The Full Employment Corporate Reform Act.

The Full Employment Corporate Reform Act.

Standard American corporate law states that the directors and managers of a corporation owe a fiduciary duty to the corporation to manage the corporation in its best interests. The statutes, however, do not define the interests of the corporation, leaving that largely to the discretion of each firm's board of directors.

In the last generation, corporate boards have come to believe that their primary duty is to maximize profits, regardless of the impact on society in general or their firm in particular. This view is indefensible.

First, the pursuit of profit, like the pursuit of happiness, is best done indirectly; firms that explicitly make profit their goal too often disregard their own long term interests, taking safety shortcuts, polluting or otherwise damaging the environment and society on which they depend, evading the law and exploiting their own customers and employees.

More fundamentally, profit is a tool, not a goal. Firms are not created to maximize profit.
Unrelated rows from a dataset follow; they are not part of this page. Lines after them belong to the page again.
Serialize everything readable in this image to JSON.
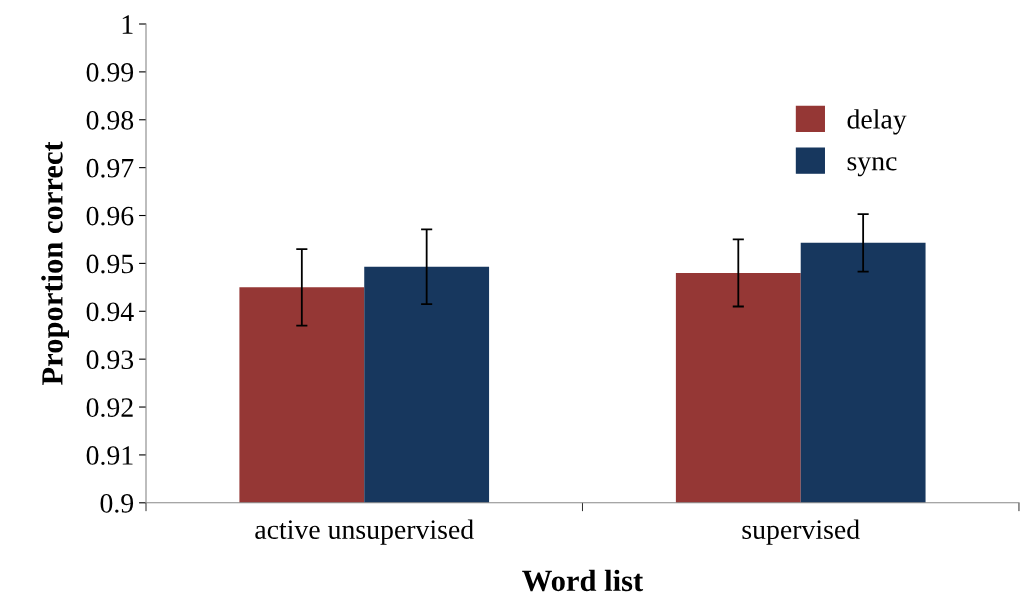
{
  "chart_data": {
    "type": "bar",
    "xlabel": "Word list",
    "ylabel": "Proportion correct",
    "categories": [
      "active unsupervised",
      "supervised"
    ],
    "series": [
      {
        "name": "delay",
        "color": "#953735",
        "values": [
          0.945,
          0.948
        ],
        "errors": [
          0.008,
          0.007
        ]
      },
      {
        "name": "sync",
        "color": "#17375e",
        "values": [
          0.9493,
          0.9543
        ],
        "errors": [
          0.0078,
          0.006
        ]
      }
    ],
    "ylim": [
      0.9,
      1
    ],
    "yticks": [
      0.9,
      0.91,
      0.92,
      0.93,
      0.94,
      0.95,
      0.96,
      0.97,
      0.98,
      0.99,
      1
    ],
    "grid": false,
    "legend": "top right"
  }
}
Instead, profit is a tool to encourage firms to fulfill their proper goals: to create useful and decent jobs producing useful products and services at reasonable prices.

This statute aims to remind boards of their true duties and to reduce the idolatry of profit.

  • Every corporate board shall have a fiduciary duty to the employees of its company to operate the company in such a way as to maximize the number and quality of jobs to the degree commensurate with the healthy functioning of the enterprise.
  • Every employee shall have a private right of action to enforce this duty.
  • This statute shall apply to all corporations having securities registered under the Securities Act or which engage in interstate commerce.